Мишина квартира - первое русское жилище, которое нам довелось увидеть, - была небольшой и скудно обставленной, но достаточно удобной для двоих. Это была однокомнатная квартира с маленькой кухней, прихожей, ванной комнатой и туалетом. Нас было девять человек; сгрудившись, мы уселись на кровать, которая одновременно служила диваном. Сначала разговор не клеился. Говорили о концерте Эллингтона (на котором никто из них не был, так как простым смертным билетов на такие концерты не достать), о западной музыке и модах, о нашей семье, о моей работе, о жизни на Западе и лишь немного о России. У хозяев дома - Миши и Лены, которые только недавно поженились, - не было почти никакого угощения, кроме того, что, по мнению русских, совершенно необходимо - двух бутылок водки, вынесенных кем-то под полой пальто из ресторана, двух больших соленых огурцов, еще влажных от рассола, и горбушки черного хлеба. Появились разнокалиберные рюмки, стаканы, чашки. Подчиняясь русскому обычаю, мы выпили водку залпом, запрокинув голову.

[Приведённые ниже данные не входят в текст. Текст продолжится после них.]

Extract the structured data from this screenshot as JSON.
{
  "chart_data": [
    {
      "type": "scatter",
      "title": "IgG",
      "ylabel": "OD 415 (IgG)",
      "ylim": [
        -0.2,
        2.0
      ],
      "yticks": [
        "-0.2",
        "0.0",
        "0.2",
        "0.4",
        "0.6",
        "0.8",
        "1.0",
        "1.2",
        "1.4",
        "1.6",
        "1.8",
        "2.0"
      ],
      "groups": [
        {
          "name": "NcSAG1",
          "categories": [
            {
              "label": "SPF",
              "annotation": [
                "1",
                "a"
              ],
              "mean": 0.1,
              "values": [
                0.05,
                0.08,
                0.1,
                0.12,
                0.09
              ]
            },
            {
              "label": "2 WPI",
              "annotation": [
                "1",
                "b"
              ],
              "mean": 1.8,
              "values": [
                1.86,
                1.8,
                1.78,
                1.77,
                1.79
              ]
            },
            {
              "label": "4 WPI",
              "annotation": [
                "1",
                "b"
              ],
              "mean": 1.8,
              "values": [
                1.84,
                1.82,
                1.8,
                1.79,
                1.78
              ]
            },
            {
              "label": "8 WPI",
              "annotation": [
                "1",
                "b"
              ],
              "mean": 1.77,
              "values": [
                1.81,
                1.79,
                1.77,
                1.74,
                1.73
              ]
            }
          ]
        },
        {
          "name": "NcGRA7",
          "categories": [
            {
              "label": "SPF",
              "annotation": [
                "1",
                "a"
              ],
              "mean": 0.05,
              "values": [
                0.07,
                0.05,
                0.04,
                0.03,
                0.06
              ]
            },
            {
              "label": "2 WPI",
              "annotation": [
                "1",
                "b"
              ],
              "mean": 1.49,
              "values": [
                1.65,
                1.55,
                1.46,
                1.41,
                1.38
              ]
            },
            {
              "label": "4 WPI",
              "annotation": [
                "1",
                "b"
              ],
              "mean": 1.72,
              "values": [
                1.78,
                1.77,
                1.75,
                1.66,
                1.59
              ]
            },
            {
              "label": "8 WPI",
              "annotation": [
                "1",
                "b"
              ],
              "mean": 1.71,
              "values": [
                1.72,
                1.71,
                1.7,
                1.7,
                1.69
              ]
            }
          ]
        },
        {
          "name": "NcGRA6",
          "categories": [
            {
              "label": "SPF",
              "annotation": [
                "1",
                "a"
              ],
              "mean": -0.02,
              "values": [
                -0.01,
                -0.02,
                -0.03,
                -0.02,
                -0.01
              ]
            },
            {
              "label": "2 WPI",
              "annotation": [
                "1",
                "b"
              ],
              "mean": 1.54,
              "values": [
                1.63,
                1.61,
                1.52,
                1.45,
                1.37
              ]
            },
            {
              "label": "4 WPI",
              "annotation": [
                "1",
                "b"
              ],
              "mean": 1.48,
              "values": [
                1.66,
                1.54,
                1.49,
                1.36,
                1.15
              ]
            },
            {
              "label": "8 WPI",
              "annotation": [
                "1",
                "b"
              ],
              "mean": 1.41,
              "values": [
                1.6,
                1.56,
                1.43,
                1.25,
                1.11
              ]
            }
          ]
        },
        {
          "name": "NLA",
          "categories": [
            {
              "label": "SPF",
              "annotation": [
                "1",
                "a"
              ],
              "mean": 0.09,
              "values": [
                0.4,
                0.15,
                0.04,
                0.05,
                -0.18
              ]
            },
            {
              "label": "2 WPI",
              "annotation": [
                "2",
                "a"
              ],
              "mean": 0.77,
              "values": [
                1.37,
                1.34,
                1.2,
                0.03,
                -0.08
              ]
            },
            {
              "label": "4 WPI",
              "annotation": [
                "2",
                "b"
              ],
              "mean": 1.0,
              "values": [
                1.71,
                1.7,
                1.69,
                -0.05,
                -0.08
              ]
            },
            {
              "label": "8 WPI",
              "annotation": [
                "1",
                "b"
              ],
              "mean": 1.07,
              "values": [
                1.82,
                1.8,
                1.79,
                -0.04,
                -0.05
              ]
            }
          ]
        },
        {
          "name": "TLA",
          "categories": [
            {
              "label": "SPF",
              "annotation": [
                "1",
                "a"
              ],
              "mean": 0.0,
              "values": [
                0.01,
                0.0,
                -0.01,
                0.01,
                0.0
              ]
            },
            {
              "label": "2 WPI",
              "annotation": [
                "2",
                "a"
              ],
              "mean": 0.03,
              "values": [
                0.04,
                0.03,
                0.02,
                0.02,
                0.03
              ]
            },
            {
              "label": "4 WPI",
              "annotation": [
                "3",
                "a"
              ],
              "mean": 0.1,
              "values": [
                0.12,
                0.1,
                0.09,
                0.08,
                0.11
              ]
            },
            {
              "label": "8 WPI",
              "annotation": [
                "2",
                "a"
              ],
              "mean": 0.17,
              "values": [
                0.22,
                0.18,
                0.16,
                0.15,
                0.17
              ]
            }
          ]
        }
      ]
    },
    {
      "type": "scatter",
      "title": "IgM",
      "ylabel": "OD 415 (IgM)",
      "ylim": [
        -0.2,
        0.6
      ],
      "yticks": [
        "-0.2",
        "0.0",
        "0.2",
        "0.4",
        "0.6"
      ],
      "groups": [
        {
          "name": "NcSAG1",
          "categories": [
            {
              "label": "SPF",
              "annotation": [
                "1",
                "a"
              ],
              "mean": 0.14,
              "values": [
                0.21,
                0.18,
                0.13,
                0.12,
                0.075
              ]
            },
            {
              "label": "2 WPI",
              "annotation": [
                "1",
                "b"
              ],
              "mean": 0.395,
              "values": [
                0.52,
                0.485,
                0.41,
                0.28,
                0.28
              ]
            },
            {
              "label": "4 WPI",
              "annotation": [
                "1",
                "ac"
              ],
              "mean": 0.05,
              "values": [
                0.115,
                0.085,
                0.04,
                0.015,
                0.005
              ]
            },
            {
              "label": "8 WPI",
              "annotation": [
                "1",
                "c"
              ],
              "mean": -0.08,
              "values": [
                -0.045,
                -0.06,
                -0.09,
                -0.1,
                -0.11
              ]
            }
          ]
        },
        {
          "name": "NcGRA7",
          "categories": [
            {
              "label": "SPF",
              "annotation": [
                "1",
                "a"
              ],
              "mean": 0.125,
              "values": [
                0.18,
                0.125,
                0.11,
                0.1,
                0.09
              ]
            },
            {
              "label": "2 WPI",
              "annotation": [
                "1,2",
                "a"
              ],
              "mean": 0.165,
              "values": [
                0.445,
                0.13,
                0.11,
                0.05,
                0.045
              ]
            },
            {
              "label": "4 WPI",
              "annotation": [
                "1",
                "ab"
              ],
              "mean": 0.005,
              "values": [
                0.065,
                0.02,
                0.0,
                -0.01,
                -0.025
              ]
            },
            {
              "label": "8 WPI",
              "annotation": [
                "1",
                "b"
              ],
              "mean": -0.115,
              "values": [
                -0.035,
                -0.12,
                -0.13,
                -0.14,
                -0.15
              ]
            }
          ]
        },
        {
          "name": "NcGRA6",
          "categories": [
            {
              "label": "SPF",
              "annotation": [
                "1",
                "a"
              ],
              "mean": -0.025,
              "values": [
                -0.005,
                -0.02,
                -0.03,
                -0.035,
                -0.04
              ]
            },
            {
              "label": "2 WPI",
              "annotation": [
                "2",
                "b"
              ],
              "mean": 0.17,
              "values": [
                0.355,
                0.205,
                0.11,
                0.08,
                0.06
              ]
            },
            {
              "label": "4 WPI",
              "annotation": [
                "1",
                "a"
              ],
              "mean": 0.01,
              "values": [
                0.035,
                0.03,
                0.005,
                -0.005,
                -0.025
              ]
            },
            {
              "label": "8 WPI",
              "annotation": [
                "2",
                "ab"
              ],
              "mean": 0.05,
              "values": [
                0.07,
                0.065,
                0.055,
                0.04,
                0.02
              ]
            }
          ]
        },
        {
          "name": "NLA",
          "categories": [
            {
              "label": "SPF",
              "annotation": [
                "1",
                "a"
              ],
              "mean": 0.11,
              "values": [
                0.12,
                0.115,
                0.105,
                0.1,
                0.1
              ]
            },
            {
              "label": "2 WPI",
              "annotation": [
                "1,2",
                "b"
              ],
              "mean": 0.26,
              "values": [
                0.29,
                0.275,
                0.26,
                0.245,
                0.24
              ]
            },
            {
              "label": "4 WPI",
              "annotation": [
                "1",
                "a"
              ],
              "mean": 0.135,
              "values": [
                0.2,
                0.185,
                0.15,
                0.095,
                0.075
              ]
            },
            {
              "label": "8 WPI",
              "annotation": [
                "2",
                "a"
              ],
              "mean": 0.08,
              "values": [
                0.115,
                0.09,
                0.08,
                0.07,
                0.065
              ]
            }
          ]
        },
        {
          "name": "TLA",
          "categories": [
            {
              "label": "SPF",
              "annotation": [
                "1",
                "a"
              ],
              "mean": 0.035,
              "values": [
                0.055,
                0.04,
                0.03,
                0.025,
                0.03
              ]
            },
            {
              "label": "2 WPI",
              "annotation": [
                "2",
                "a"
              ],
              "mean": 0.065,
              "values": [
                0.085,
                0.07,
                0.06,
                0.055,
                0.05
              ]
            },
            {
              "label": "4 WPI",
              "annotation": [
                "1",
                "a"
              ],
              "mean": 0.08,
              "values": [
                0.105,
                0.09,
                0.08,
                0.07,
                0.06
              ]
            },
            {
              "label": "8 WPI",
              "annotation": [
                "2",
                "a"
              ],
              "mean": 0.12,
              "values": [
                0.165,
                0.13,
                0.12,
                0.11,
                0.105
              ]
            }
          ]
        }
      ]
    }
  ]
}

Это было нашим приобщением к важнейшему ритуалу русской жизни. Присутствующих забавляло наше смущение. Они сразу же кратко проинструктировали нас о том, как действовать, чтобы выдержать смертельный удар водки: прежде чем глотнуть, надо сделать выдох, а выпив, сразу закусить. Девушки, проглотив водку, строили каждый раз страшные гримасы, а потом поспешно откусывали от одного из огурцов, ходивших все время по кругу. Другие понемногу откусывали от хлеба. Миша рассказал, что во время войны, когда хлеба не хватало, запойные пьяницы передавали по кругу корочку и только нюхали ее, не откусывая. Им было достаточно понюхать для того, чтобы ослабить действие водки. Он показал, как это делается, и подал мне хлеб и стопку. Я выпил водку, понюхал хлеб и раскашлялся. В комнате грохнул смех. Миша предложил мне попробовать еще раз. Я отрицательно покачал головой, но, оказывается, он имел в виду только хлеб и на этот раз настоял, чтобы я сделал вдох поглубже. Так я втянул в себя влажный, густой, кисло-сладкий, земной аромат русского черного хлеба. Я кивнул Мише, хотя и не понимал, как этот запах, каким бы насыщенным он ни был, сможет погасить огонь, все еще пылавший в моей глотке.

Так мы и сидели, невинно болтая, до тех пор, пока не кончилась водка, - почти до трех часов ночи. Расставаясь, мы обменялись номерами телефонов и теплыми словами дружбы. И снова Миша шепотом попросил не говорить в подъезде по-английски и провел нас мимо сонной старушки у лифта. Мы простились на улице и расстались лишь после настойчивых просьб Миши и Лены о повторной встрече. «Нам обязательно надо встретиться снова», - настаивал Миша.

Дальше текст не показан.